As you think about the responses in UnChristian to Christians today, they mostly revolve around our inability to express the gospel well, to express the gospel without hypocrisy, to show love more than judgment, etc. What seems to sometimes be happening is that we are expressing some of the content of Christianity, but without the substance - or a slice of the pie, but not the whole thing. There were some really good comments in Chapter 6 that deals with the perceptions that Christians are sheltered, subcultured, boring, old-fashioned, unintelligent, and out of touch with reality. Again, though this is a study of young outsiders, which I'm not - I'm an insider, and a little older than their study group - I often find myself agreeing with the analysis. I feel this way about us a lot of to the time. In fact (and I'll have to tell this story later - someone remind me), these very issues have a lot to do with my conversion experience and my first full-time ministry experience, which is probably why they hit me so hard. Anyway, here are a couple more quotes:
Only one-fifth of young outsiders believe that an active faith helps people live a better, more fulfilling life. [p. 122]
...part of the sheltered perception is that Christians are not thinkers. [p. 123]
And then this very insightful paragraph:
Another reason sheltered faith is unappealing is that young adults resist simplistic answers. Mosaic and Busters relish mystery, uncertainty, and ambiguity. They are not bothered by contradictions or incongruities. I was amazed in our research to see how comfortable young people are with nuance and subtlety, expressing awareness of context in complicated and intricate issues. A majority of Busters, including most born-again Christian young people, believe that the spiritual world is too complex and mysterious for humans to understand. Millions of young people admit that life itself is too complicated to really grasp. These ideas are twice as common among Mosaics and Busters as they were in their parents' generation. [p. 125, emphasis mine]

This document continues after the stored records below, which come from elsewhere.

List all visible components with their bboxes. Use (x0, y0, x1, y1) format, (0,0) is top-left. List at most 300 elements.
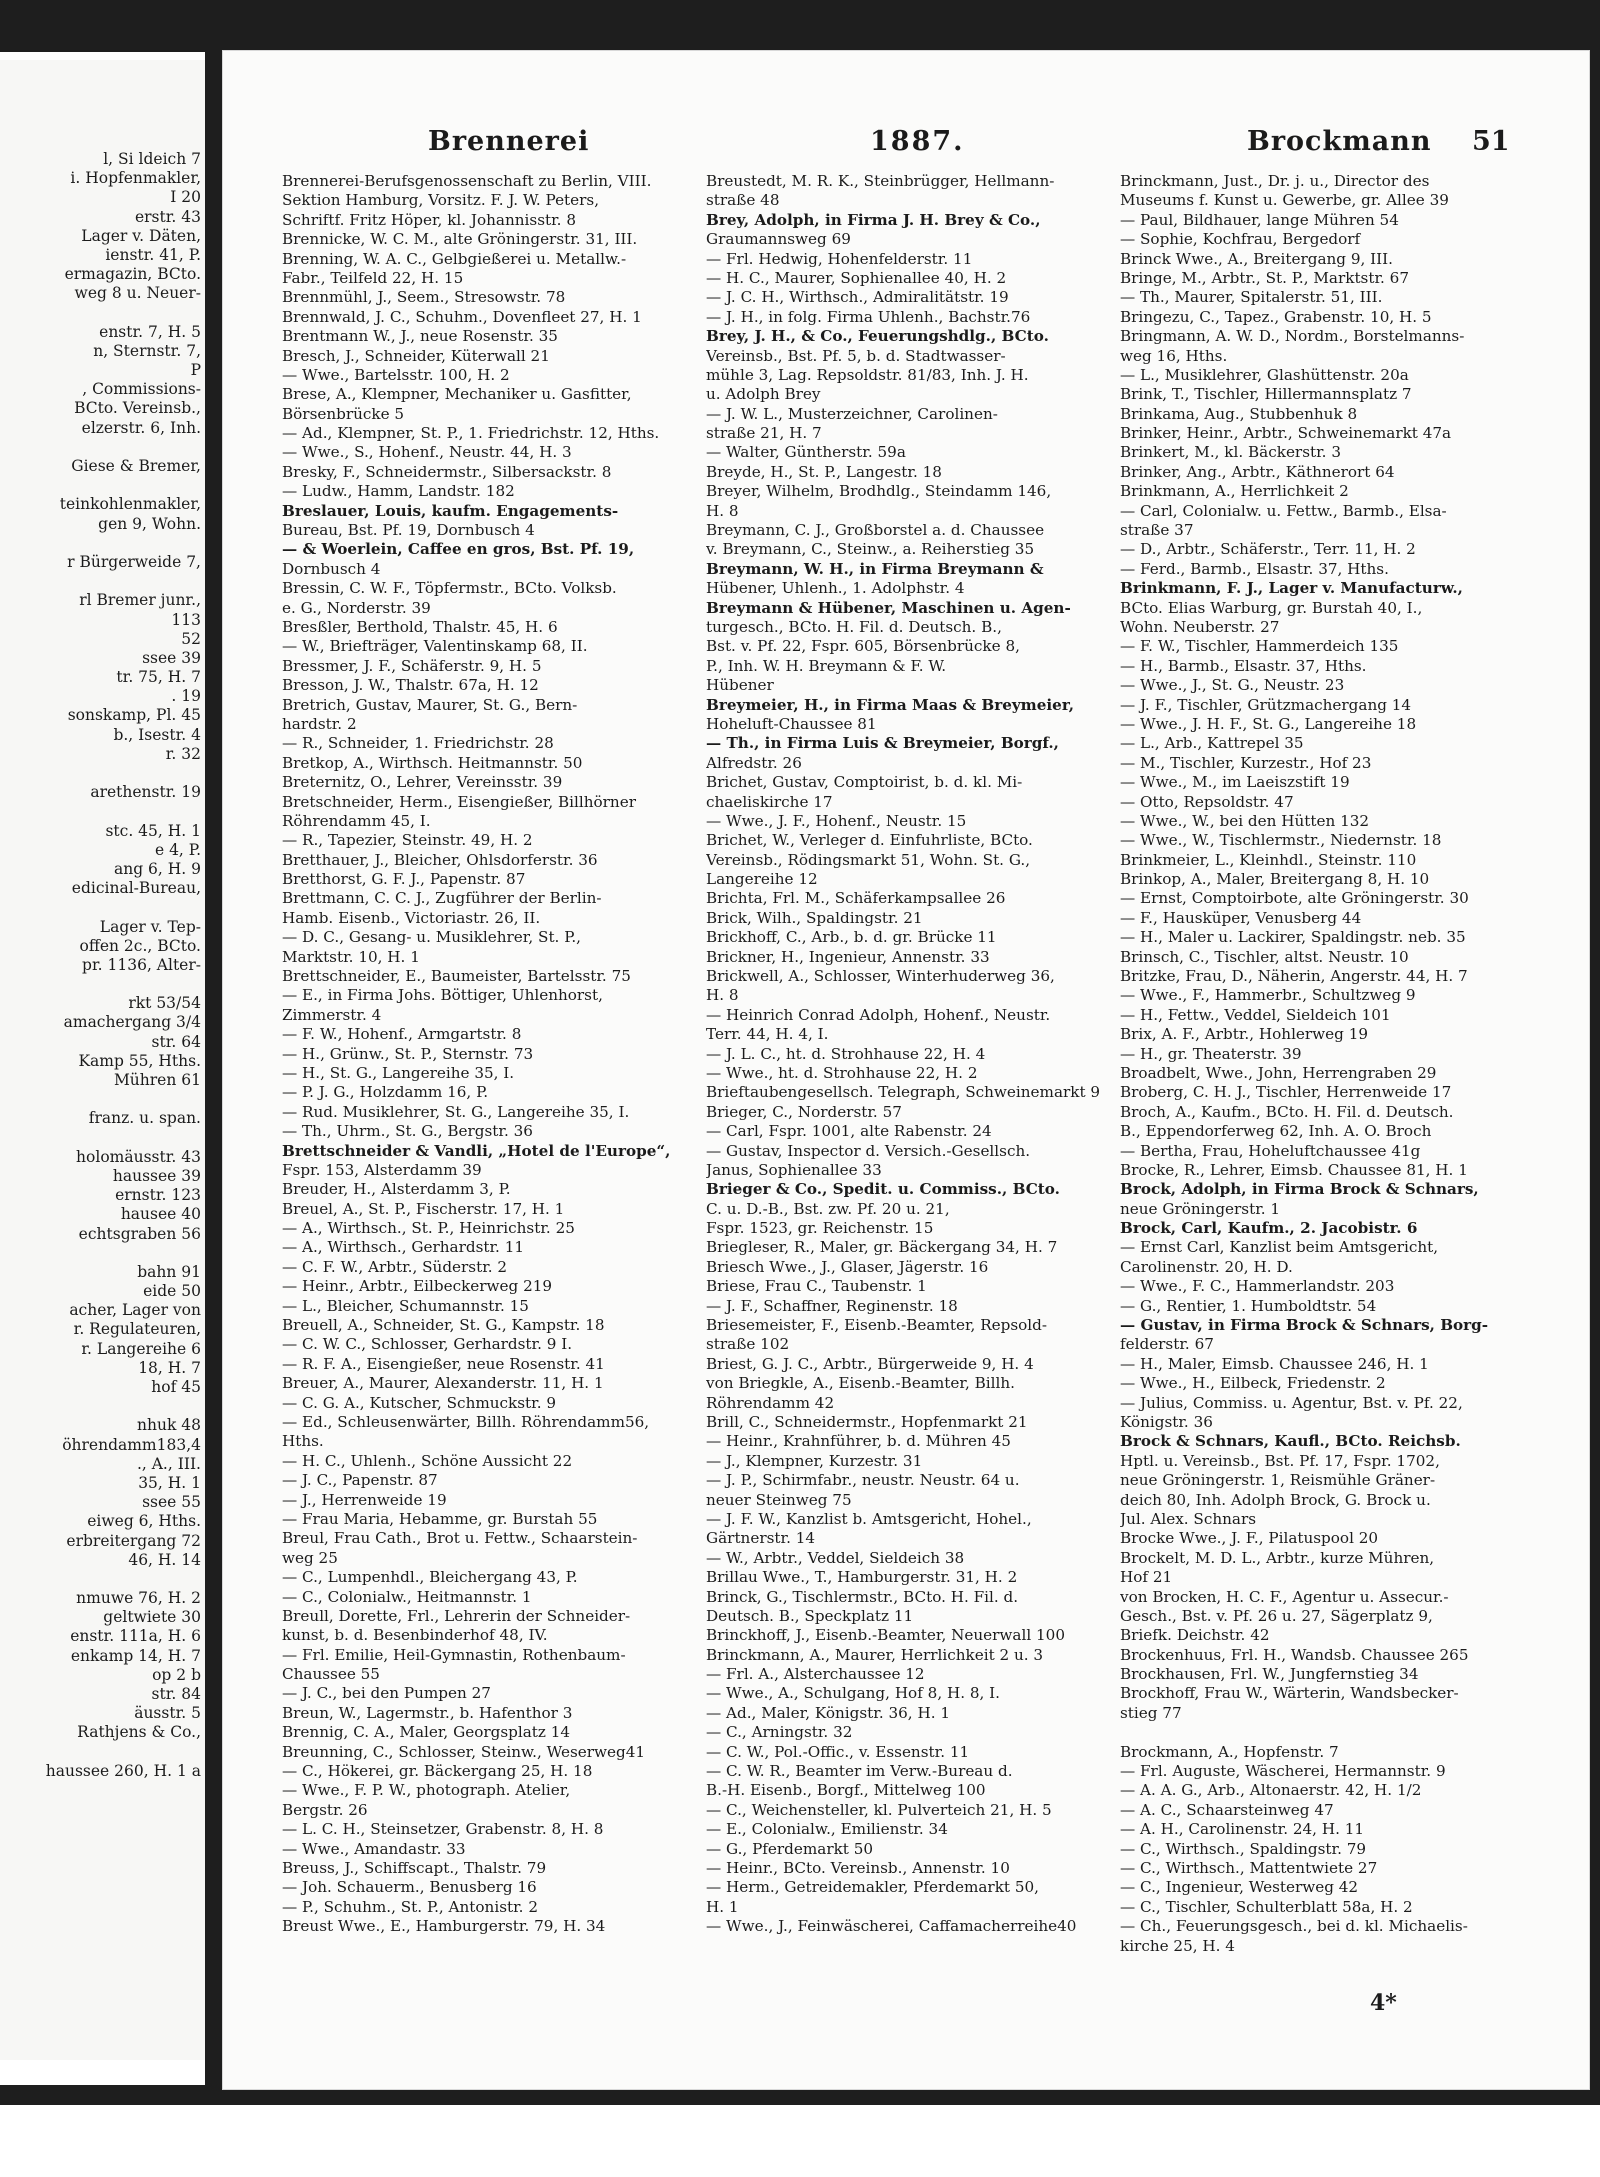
directory-entry-line: — C., Colonialw., Heitmannstr. 1 (282, 1587, 532, 1606)
previous-page-line: str. 64 (151, 1032, 201, 1051)
directory-entry-line: v. Breymann, C., Steinw., a. Reiherstieg 35 (706, 540, 1035, 559)
directory-entry-line: Brennmühl, J., Seem., Stresowstr. 78 (282, 288, 566, 307)
directory-entry-line: Brinckmann, A., Maurer, Herrlichkeit 2 u. 3 (706, 1645, 1044, 1664)
directory-entry-line: Bresßler, Berthold, Thalstr. 45, H. 6 (282, 617, 558, 636)
directory-entry-line: Brick, Wilh., Spaldingstr. 21 (706, 908, 923, 927)
directory-entry-line: — D. C., Gesang- u. Musiklehrer, St. P., (282, 928, 581, 947)
previous-page-line: r. Regulateuren, (73, 1320, 201, 1339)
previous-page-line: i. Hopfenmakler, (70, 169, 201, 188)
directory-entry-line: — Wwe., W., Tischlermstr., Niedernstr. 18 (1120, 831, 1442, 850)
directory-entry-line: Breust Wwe., E., Hamburgerstr. 79, H. 34 (282, 1917, 606, 1936)
directory-entry-line: — H., St. G., Langereihe 35, I. (282, 1063, 515, 1082)
bottom-margin (0, 2105, 1600, 2177)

Now, if that paragraph bothers you and your immediate tendency is to go on the defensive against young people for being ambiguous and for appreciating mystery, before you harp on objectivity and the certainty of our faith, you need to stop for a moment and listen to this. There is a gem of insight here. We Christians have too often over-simplified the gospel, our faith, the world in which we live, people's problems, solutions, hard issues like homosexuality, environmentalism, divorce, politics, gender issues, war, poverty, sexuality, and many more. That doesn't mean the gospel is not true, that the gospel cannot address these things, or that God isn't the amazing God he is who meets people in truth and love and reorders the world for his glory. Seriously. God is up to the challenge, truth is deep enough to have serious, nuanced, sometimes complicated answers, and the gospel is deep and wide and long and high enough to transform the world and everything in it. So why are so always so drawn to oversimplify the gospel? Because often when we do, we sell people a product that is not the gospel, but a watered-down imitation and when they confront a) the real world or b) the real gospel, they are ill-equipped to handle either and especially their inter-relation.
The church hasn't really talked about world-view much in the last decade. A world-view is a comprehensive way of looking at the world that addresses both large and small issues in our lives. (non-technical, off the top of my head definition.) It is the way we view the world, make sense of the world, engage the world, and provides the foundational rules by which we live in the world. The Christian world and life view is something that can really handle the big and the small issues of life, and yet Christians tend to not want to, or are incapable often of doing so.
One of the reasons - and a good reason - is that we often simplify the gospel message in order not to scare people away or overcomplicate it for new believers. I get that. It's why churches run seeker-services, to get to the "core" message of God's love in Jesus Christ and the forgiveness of sins offered through the life, death, resurrection, and ascension of Jesus and our submission to his Lordship. That is the core of the Gospel. But it is the seed, the starting point, the entry-way to something that is large, expansive, and engagingly beautiful. Jesus said that a seed must die for it to grow and bloom. The kingdom of God, he said, is like a small bit of yeast that affects the whole loaf. A small bit of salt brings flavor to the whole meal. We are right to help people to understand the seed/ yeast/ salt because it is essential in transformational growth and restoration. But we tend to stop with that message, and we miss out on the kingdom expansiveness that comes as a result.